If you talk about a real omni-channel experience, we have to look at all the offline channels in the fold. That will take some more time because what we’re creating a customer profile and we want the person who is interacting with any customer to go back to the data. We’re trying to create, what we call, a 360 degree customer tool. Whatever the information available about the customer is stored in that tool. Be it his complaints, purchases or surrenders. So that whenever you are talking to the customer when someone visits the offline channel, everything is recorded. Thus, you know what has happened to the customer before, whether he has seen three promotional messages or he has surrendered three before so that you can start from there.
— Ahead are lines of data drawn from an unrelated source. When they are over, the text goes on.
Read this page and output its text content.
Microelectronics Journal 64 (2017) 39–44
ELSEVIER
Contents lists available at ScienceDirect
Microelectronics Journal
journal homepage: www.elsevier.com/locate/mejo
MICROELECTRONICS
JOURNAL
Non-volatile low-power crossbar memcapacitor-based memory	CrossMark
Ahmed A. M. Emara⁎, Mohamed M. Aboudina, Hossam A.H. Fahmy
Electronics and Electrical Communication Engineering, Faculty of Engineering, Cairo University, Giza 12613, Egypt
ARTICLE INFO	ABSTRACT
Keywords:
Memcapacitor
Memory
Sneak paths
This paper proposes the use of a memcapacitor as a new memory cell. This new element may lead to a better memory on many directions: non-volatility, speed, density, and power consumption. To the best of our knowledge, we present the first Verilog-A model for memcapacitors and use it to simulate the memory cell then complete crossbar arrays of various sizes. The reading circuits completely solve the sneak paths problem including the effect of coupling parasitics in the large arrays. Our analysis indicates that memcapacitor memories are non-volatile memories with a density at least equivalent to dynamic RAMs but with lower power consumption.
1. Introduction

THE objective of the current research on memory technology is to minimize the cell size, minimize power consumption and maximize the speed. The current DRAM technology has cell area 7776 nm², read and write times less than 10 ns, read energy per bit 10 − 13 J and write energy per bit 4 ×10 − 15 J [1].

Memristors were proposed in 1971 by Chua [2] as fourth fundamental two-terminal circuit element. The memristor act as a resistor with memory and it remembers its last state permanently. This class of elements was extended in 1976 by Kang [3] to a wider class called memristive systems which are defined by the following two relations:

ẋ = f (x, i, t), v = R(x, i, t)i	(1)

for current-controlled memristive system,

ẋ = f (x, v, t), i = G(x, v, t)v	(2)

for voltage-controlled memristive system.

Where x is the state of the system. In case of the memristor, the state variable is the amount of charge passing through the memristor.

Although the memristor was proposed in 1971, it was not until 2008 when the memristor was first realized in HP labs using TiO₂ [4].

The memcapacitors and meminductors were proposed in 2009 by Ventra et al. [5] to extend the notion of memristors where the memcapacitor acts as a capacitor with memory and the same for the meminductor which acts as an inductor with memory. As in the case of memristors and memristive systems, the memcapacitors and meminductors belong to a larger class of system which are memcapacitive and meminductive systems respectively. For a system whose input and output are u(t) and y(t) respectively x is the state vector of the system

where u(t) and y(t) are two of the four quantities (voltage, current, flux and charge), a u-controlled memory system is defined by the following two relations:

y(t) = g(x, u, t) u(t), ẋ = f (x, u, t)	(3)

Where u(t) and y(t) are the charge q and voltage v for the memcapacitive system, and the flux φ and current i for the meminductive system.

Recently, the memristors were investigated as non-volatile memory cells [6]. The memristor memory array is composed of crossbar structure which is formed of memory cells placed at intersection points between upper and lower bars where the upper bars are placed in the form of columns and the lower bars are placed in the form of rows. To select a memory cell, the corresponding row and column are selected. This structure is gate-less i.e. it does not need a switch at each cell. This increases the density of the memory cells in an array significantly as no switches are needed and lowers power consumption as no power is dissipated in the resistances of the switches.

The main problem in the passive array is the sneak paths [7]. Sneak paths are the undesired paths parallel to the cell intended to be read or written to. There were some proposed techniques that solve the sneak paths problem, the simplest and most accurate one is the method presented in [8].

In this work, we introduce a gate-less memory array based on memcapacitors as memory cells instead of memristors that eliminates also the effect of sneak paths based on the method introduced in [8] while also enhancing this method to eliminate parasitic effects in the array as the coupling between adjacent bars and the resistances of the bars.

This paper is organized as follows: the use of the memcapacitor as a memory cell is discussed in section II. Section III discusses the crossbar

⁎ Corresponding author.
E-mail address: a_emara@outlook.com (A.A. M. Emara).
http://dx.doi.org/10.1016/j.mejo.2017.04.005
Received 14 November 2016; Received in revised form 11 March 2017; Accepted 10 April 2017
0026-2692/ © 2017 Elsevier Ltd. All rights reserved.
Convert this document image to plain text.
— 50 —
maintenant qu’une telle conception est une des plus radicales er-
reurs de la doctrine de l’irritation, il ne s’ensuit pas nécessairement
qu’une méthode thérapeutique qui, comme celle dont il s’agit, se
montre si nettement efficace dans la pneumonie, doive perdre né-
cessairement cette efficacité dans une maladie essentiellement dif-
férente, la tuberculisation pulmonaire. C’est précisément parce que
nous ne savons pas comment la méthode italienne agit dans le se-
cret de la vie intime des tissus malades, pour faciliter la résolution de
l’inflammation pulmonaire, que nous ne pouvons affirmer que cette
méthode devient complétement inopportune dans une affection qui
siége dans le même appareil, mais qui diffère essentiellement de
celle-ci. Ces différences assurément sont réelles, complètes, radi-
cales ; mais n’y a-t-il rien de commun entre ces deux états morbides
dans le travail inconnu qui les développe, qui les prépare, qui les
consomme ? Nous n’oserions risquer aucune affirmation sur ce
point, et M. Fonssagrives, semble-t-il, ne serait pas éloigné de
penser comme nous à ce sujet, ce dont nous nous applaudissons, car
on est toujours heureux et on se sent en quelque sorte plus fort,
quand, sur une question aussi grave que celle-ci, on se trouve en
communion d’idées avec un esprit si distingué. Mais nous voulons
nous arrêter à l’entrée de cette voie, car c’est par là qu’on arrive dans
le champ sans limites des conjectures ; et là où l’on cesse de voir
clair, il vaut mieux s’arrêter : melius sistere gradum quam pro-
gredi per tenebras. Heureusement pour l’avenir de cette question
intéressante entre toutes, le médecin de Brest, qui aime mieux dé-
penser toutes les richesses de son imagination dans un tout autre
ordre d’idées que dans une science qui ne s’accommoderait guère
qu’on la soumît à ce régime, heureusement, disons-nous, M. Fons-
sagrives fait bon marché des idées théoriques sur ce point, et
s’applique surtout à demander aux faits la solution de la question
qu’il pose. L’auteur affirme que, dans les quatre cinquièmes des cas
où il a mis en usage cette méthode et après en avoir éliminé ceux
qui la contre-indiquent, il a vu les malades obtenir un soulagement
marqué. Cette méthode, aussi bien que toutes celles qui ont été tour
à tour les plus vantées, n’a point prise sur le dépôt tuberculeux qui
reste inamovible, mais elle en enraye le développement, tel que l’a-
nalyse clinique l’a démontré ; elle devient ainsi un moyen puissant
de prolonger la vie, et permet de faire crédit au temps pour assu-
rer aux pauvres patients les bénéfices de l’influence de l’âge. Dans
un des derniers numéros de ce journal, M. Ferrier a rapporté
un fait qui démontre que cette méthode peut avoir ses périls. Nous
Rise of Chief Technologist Officer
Marketing has not been disrupted for a very long period of time. And the disruptions have probably happened the late 70s or early 80s, when the television came in. The T.V has really moved the Marketing and Advertising industry from a print base to the T.V base. That’s the first level of disruption. And probably for 20 or 30 years nothing much has happened because the first digital wave is more like a tick mark kind of activity so I’ve got a website, page or I’m doing a display campaign. It’s probably the same set for the print campaign but you take it for the display campaign. But what has happened in the last couple of years is the disruption is much larger and the customers have changed. They are using different media, communicating differently, sourcing information differently, talking to brands differently and are getting influenced differently. So looking at all these things, I think the marketing job has changed. I believe marketing is something which looks at society, you have to look at how your customers are moving and how you’re responding back to the customers. The roles are evolving. When the roles are evolving, we think that this is different. I don’t think this is different. Whether it is CMO or CMT it will remain the same. You still have to understand the customer, brand and key messages. But your messaging platforms and interactions might be different. You have to provide more one on one interactions. Previously, there was a mass bombing sort of thing. Back then, I understood the customer insight, I spent three months preparing a campaign. Then I went on air, T.V and print, i.e, 360 degree campaign and bombarded people with messages. I had got the insight right but today it is not the same. I might have got the insight right but I have to create an opportunity for two way communication. I have to listen to the customer and respond. Probably their response will be much faster. Today, you have to understand what the customer is currently thinking and how as a brand you can leverage that so you can respond to the customer in that way. Today the customer is not just going by your marketing message to buy. He’ll look at the influencer.
The marketer has to constantly learn how the customers are changing/evolving, using media, communicating and how you want to engage with them. As long as you are doing that whether you are a marketer, CMO or CMT you’ll have a job. If you can’t move along with the customer, you’ll be outdated and someone who is a so called CMT will take your place.
Marketing has not been disrupted for a very long period of time.